Bausone-Gazda said she is happy she and Boekeloo were reunited.

"This is the reason I become a nurse, thank you for reminding me," she told Boekeloo.

Boekeloo has been diagnosed with cardiomyopathy, a condition in which the heart fails to pump blood to the rest of the body. Boekeloo already had a defibrillator, but his condition was so dire the day he was brought to Christ that he was determined to need a heart transplant, Bhat said. A patient can spend months or even years waiting for a matching donor, so Bhat transplanted a left ventricular assist device into Boekeloo's heart.

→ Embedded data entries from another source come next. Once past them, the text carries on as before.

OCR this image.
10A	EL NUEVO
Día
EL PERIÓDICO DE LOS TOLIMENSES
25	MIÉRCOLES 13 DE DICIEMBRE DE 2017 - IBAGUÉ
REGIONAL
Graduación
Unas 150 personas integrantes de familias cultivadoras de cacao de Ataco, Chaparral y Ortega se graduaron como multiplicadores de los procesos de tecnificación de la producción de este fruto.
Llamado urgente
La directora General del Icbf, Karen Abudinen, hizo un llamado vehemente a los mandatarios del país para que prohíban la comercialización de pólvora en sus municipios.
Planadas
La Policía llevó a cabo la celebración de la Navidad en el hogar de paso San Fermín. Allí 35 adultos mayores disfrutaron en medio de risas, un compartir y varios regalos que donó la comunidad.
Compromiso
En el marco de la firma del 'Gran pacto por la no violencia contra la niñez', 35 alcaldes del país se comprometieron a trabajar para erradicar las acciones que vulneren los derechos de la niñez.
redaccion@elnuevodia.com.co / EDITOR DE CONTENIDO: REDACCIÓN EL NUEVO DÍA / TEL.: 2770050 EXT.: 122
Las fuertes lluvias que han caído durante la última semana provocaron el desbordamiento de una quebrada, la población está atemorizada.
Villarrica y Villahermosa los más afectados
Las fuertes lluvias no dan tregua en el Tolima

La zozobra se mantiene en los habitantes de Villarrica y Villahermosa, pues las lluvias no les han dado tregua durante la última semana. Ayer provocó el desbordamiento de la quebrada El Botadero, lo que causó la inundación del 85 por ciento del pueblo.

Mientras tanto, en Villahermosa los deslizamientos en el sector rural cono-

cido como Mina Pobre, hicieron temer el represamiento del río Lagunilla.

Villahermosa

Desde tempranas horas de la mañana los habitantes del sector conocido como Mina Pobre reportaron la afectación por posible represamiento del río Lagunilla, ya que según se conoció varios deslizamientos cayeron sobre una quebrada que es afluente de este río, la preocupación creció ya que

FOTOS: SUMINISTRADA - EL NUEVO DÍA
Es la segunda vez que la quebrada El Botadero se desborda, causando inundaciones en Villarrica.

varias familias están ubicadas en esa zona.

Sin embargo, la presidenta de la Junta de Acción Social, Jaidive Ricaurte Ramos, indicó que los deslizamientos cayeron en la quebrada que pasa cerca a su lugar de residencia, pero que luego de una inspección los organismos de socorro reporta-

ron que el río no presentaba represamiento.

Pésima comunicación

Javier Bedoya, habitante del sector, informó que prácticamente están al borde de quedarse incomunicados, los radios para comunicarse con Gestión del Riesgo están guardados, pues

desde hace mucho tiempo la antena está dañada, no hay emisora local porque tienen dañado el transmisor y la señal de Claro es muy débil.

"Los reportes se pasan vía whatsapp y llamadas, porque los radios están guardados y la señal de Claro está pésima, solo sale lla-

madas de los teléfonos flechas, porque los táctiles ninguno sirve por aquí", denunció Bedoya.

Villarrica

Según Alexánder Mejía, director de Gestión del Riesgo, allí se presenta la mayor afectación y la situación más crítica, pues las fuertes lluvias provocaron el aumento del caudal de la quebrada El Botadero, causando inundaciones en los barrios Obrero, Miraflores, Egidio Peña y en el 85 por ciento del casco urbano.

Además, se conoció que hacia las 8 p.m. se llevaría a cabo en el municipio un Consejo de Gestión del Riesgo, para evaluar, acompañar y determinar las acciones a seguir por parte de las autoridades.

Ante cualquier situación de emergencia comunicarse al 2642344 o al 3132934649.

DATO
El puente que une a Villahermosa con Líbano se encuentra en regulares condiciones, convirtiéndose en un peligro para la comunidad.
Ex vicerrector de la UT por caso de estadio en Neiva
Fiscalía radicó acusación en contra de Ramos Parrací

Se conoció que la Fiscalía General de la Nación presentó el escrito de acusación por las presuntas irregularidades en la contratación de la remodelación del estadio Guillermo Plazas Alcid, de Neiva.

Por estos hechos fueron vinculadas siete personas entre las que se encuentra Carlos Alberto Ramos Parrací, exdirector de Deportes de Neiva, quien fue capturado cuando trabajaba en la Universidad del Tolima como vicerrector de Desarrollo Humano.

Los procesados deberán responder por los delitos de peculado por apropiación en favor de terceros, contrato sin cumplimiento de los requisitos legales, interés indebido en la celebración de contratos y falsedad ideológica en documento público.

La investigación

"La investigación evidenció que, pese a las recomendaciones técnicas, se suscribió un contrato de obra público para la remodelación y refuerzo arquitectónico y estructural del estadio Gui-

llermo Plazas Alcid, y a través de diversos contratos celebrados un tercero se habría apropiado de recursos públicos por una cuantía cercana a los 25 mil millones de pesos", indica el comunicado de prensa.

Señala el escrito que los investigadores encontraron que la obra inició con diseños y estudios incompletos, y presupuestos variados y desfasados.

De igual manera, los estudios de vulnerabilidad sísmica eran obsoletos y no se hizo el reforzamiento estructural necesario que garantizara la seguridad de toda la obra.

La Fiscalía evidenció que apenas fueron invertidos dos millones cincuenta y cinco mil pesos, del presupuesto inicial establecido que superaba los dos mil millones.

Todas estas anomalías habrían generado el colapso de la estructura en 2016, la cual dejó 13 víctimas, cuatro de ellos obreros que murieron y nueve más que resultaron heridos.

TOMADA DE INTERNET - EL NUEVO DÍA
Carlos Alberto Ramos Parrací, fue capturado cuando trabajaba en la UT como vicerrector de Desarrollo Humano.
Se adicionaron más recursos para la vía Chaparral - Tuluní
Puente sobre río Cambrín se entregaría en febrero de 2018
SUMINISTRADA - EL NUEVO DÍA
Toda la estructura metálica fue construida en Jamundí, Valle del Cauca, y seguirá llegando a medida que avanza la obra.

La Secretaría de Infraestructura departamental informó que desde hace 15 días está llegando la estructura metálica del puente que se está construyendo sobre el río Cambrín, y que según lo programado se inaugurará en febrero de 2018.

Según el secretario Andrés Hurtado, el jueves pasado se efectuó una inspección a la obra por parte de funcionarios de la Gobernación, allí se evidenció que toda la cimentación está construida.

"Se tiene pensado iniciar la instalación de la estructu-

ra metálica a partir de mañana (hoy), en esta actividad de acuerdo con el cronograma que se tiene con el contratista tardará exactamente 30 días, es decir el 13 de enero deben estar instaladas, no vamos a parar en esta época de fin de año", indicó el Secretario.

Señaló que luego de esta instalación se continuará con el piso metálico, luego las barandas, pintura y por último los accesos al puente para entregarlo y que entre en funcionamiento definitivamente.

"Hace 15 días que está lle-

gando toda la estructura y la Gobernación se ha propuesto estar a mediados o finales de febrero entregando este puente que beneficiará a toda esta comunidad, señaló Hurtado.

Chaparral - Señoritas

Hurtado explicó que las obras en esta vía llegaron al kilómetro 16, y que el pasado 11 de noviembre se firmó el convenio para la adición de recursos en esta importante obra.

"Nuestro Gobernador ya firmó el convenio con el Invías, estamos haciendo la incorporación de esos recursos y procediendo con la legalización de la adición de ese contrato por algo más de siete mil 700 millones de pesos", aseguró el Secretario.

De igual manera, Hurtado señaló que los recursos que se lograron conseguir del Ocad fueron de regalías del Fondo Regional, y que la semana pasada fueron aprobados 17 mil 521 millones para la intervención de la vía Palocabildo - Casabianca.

A ventricular assist device is a circulatory device commonly used in patients who survive heart attacks or heart surgery. The device pumps blood for the heart and acts as a temporary solution until Boekeloo can receive a heart transplant. Boekeloo is now on the heart donor list, but could be waiting years for a new heart.

"The device typically last for six to seven years," Bhat said. "It acts to bridge the gap between diagnoses and surgery."

With advancements of the devices, first approved for use in the U.S. by the FDA in 1994, the quality of life for patients with the device have improved drastically over the last 10 years, Bhat said.

Bhat said Boekeloo's incident demonstrates the importance of knowing CPR, and for people to be aware of their heart conditions.

"Everything worked out for him," Bhat said. "He would not have made it to me without her help."